In trying to run the same model for the hotel B sample, I am having problems getting a 5-class model to converge, even after increasing the number of starts (1000+) and stiterations (20). I've also tried specifying starting values with little success (although I admit I'm not 100% confident I am doing this correctly).

Given this lack of convergence for the 5-class model in the hotel B sample, can I safely draw any inferences regarding the superiority of the four-class solution? If so, is their a published citation for this?

Best Regards,

George Deitz
 Linda K. Muthen posted on Monday, May 07, 2007 - 2:44 pm
It sounds like a five-class solution with class-varying means and variances might be too much for the hotel B sample. I would try holding the variances equal as a first step. If you are unsure about starting values, I would get rid of them as bad starting values can contribute to convergence problems.
 George Deitz posted on Monday, May 07, 2007 - 3:16 pm
The hotel B model for run 5-classes with only means freed to vary, if I have a large number of starts.

However, that begs the question what I should do with the Hotel A sample. Is a model with means and variances freed to vary across classes "better" than one in which only means are allowed to vary?
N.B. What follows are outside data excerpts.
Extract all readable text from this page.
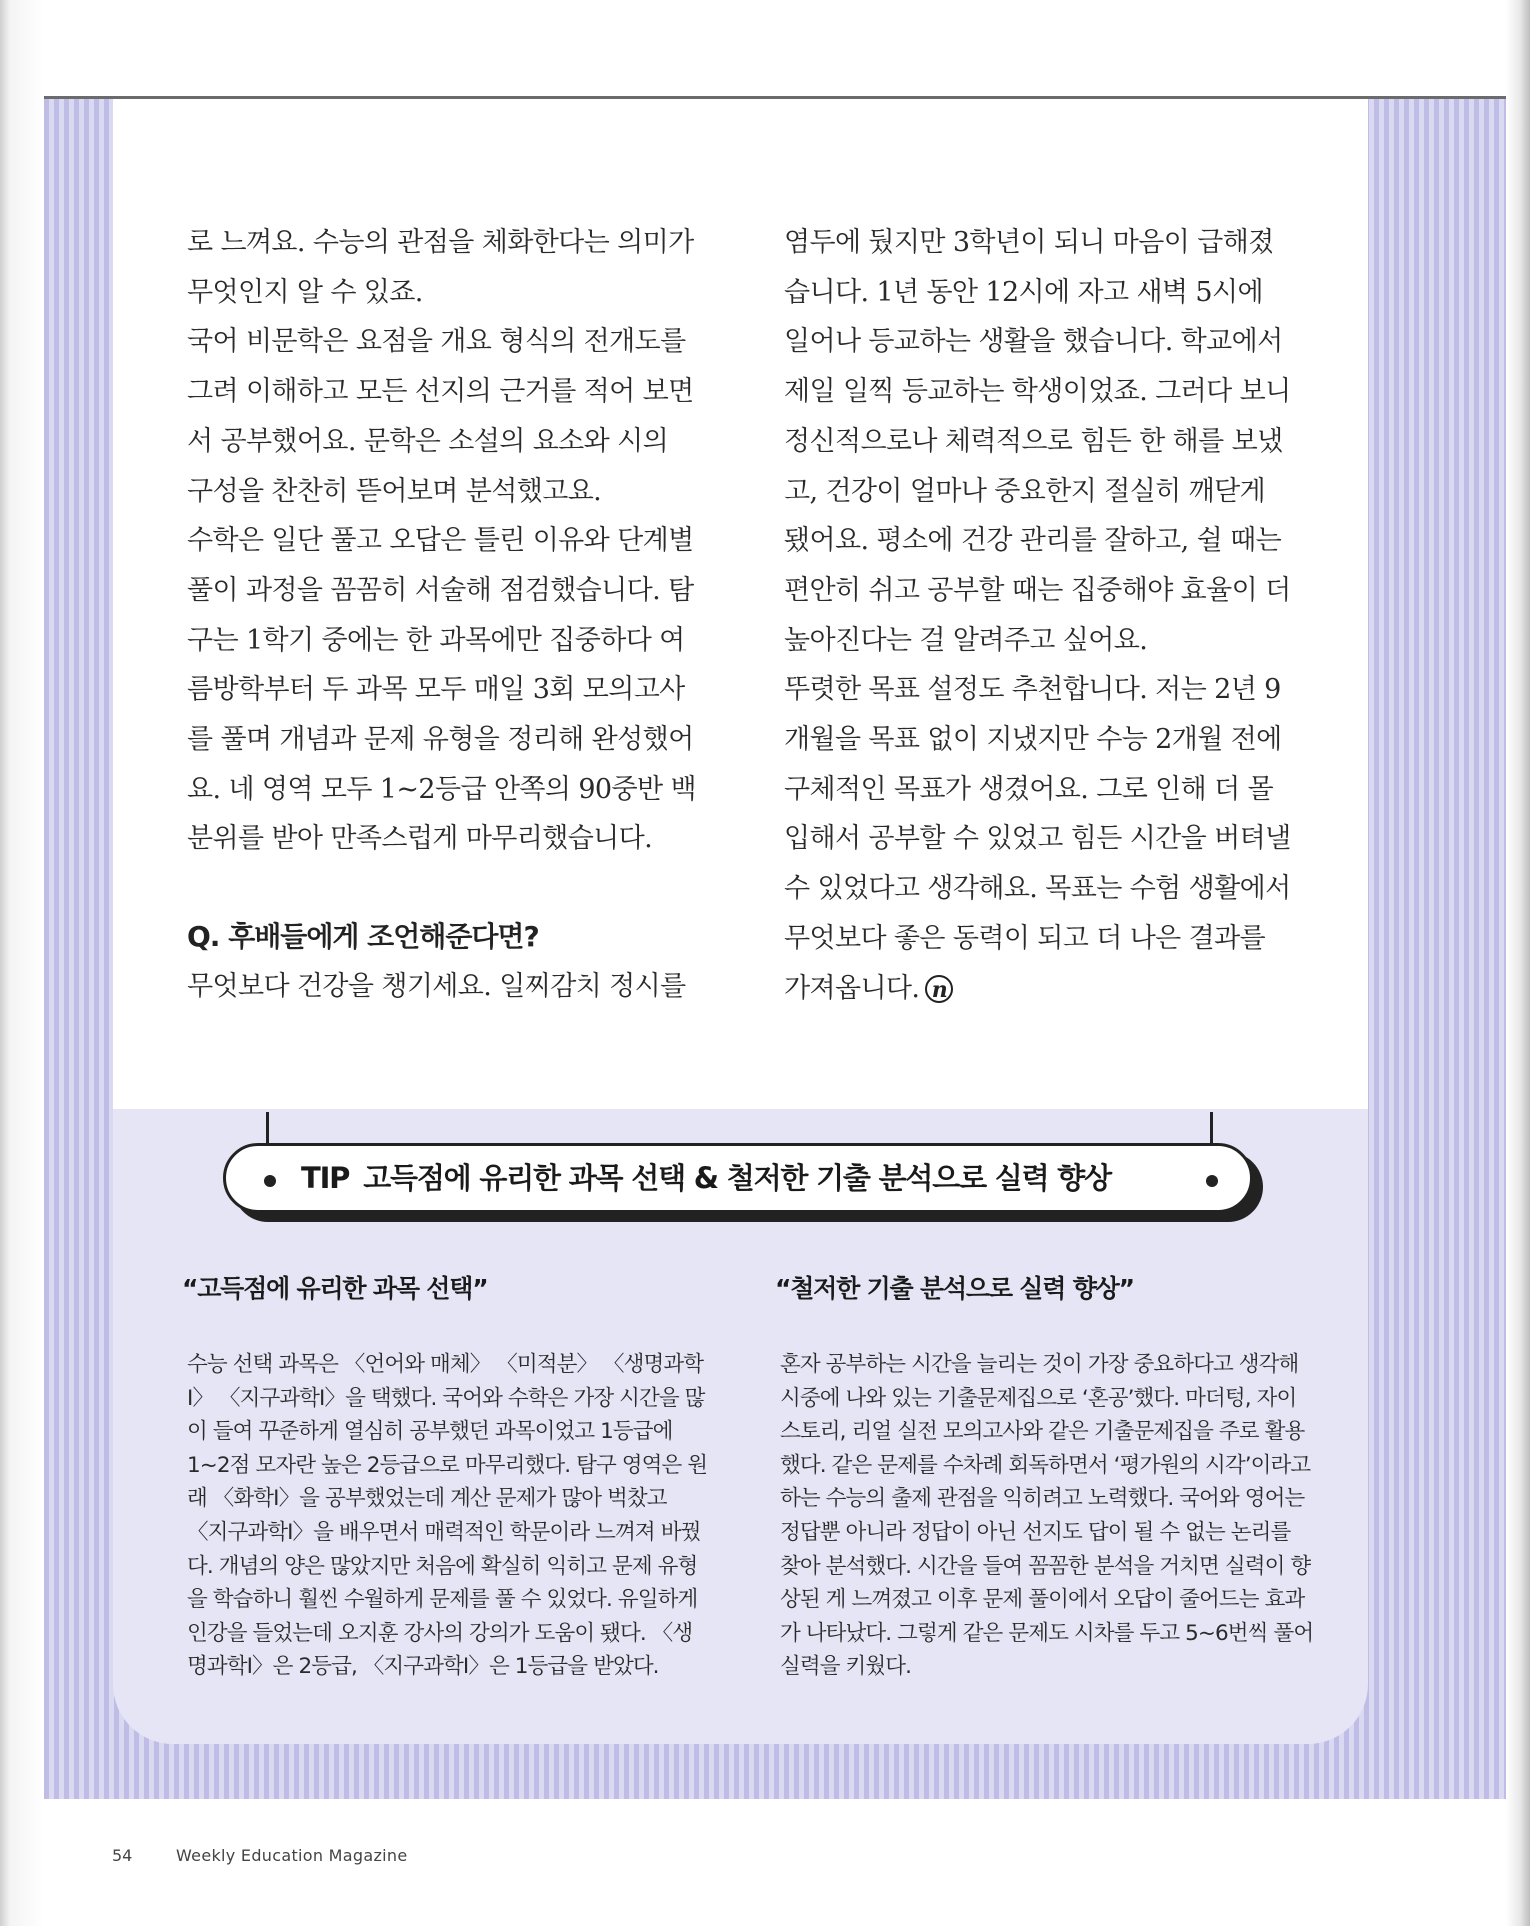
로 느껴요. 수능의 관점을 체화한다는 의미가 무엇인지 알 수 있죠.

국어 비문학은 요점을 개요 형식의 전개도를 그려 이해하고 모든 선지의 근거를 적어 보면서 공부했어요. 문학은 소설의 요소와 시의 구성을 찬찬히 뜯어보며 분석했고요.

수학은 일단 풀고 오답은 틀린 이유와 단계별 풀이 과정을 꼼꼼히 서술해 점검했습니다. 탐구는 1학기 중에는 한 과목에만 집중하다 여름방학부터 두 과목 모두 매일 3회 모의고사를 풀며 개념과 문제 유형을 정리해 완성했어요. 네 영역 모두 1~2등급 안쪽의 90중반 백분위를 받아 만족스럽게 마무리했습니다.

Q. 후배들에게 조언해준다면?

무엇보다 건강을 챙기세요. 일찌감치 정시를

염두에 뒀지만 3학년이 되니 마음이 급해졌습니다. 1년 동안 12시에 자고 새벽 5시에 일어나 등교하는 생활을 했습니다. 학교에서 제일 일찍 등교하는 학생이었죠. 그러다 보니 정신적으로나 체력적으로 힘든 한 해를 보냈고, 건강이 얼마나 중요한지 절실히 깨닫게 됐어요. 평소에 건강 관리를 잘하고, 쉴 때는 편안히 쉬고 공부할 때는 집중해야 효율이 더 높아진다는 걸 알려주고 싶어요.

뚜렷한 목표 설정도 추천합니다. 저는 2년 9개월을 목표 없이 지냈지만 수능 2개월 전에 구체적인 목표가 생겼어요. 그로 인해 더 몰입해서 공부할 수 있었고 힘든 시간을 버텨낼 수 있었다고 생각해요. 목표는 수험 생활에서 무엇보다 좋은 동력이 되고 더 나은 결과를 가져옵니다. n

TIP 고득점에 유리한 과목 선택 & 철저한 기출 분석으로 실력 향상
“고득점에 유리한 과목 선택”
수능 선택 과목은 〈언어와 매체〉 〈미적분〉 〈생명과학Ⅰ〉 〈지구과학Ⅰ〉을 택했다. 국어와 수학은 가장 시간을 많이 들여 꾸준하게 열심히 공부했던 과목이었고 1등급에 1~2점 모자란 높은 2등급으로 마무리했다. 탐구 영역은 원래 〈화학Ⅰ〉을 공부했었는데 계산 문제가 많아 벅찼고 〈지구과학Ⅰ〉을 배우면서 매력적인 학문이라 느껴져 바꿨다. 개념의 양은 많았지만 처음에 확실히 익히고 문제 유형을 학습하니 훨씬 수월하게 문제를 풀 수 있었다. 유일하게 인강을 들었는데 오지훈 강사의 강의가 도움이 됐다. 〈생명과학Ⅰ〉은 2등급, 〈지구과학Ⅰ〉은 1등급을 받았다.
“철저한 기출 분석으로 실력 향상”
혼자 공부하는 시간을 늘리는 것이 가장 중요하다고 생각해 시중에 나와 있는 기출문제집으로 ‘혼공’했다. 마더텅, 자이스토리, 리얼 실전 모의고사와 같은 기출문제집을 주로 활용했다. 같은 문제를 수차례 회독하면서 ‘평가원의 시각’이라고 하는 수능의 출제 관점을 익히려고 노력했다. 국어와 영어는 정답뿐 아니라 정답이 아닌 선지도 답이 될 수 없는 논리를 찾아 분석했다. 시간을 들여 꼼꼼한 분석을 거치면 실력이 향상된 게 느껴졌고 이후 문제 풀이에서 오답이 줄어드는 효과가 나타났다. 그렇게 같은 문제도 시차를 두고 5~6번씩 풀어 실력을 키웠다.
54	Weekly Education Magazine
The structure of the classes and the # of members in each class changes substantially, however the four-class solution is optimal in either case.
 Linda K. Muthen posted on Monday, May 07, 2007 - 3:25 pm
Why do you think that the same model should fit the data from the two different hotels?
 Matthew Cole posted on Sunday, December 30, 2007 - 5:46 am
Hi Linda,


If the bootstrapped LRT is < .05 but the VLMR-LRT is > .05, which one should we consider for the GFI?

I would assume that we need to consider this discrepancy in the context of the other GFIs (i.e., AIC, BIC, entropy, etc).

Maybe I'm not running the LRTBOOTSTRAP correctly because I always end up with p values that are < .05 for the parametric boostrapped LRT even when the VLMR-LRT is as high as .85.
 Linda K. Muthen posted on Sunday, December 30, 2007 - 10:37 am
If you are not using Version 5, please download it from Support - Mplus Updates. There have been some changes. I would consider all fit information. TECH11 and TECH14 should not be that different. See the Nylund dissertation on the website. She found TECH14 performed better than TECH11 in some cases.
 Jennifer Wareham posted on Thursday, February 21, 2008 - 8:22 am
I have conducted a CFA mixture model with 4 latent classes. I used the AUXILIARY command to test mean differences across the classes for covariates not included in the analysis. My understanding is that this command allows for equality tests using the posterior probability imputations. Is there a way to test the mean differences for these variables between pairs of the 4 classes? I want to know which classes are significantly different from one another for each varibiable (e.g., age, substance use, offending).
 Linda K. Muthen posted on Thursday, February 21, 2008 - 9:14 am
You can't currently do this is Mplus but it will be added in the next update.
 Jennifer Wareham posted on Thursday, February 21, 2008 - 10:15 am
I don't mean to be a pest, but do you have an estimated date when this update will be available?
 Linda K. Muthen posted on Thursday, February 21, 2008 - 10:18 am
Sometime in April barring any unforeseen events.
 Richard Dembo posted on Thursday, February 21, 2008 - 11:08 am
Thank you, Linda, for your promising words regarding the update you referenced in your 2/21/08, 10:18AM reply to Jennifer Wareham. We plan to hold up completion of our paper until early April-barring any unforeseen events affecting this Mplus update.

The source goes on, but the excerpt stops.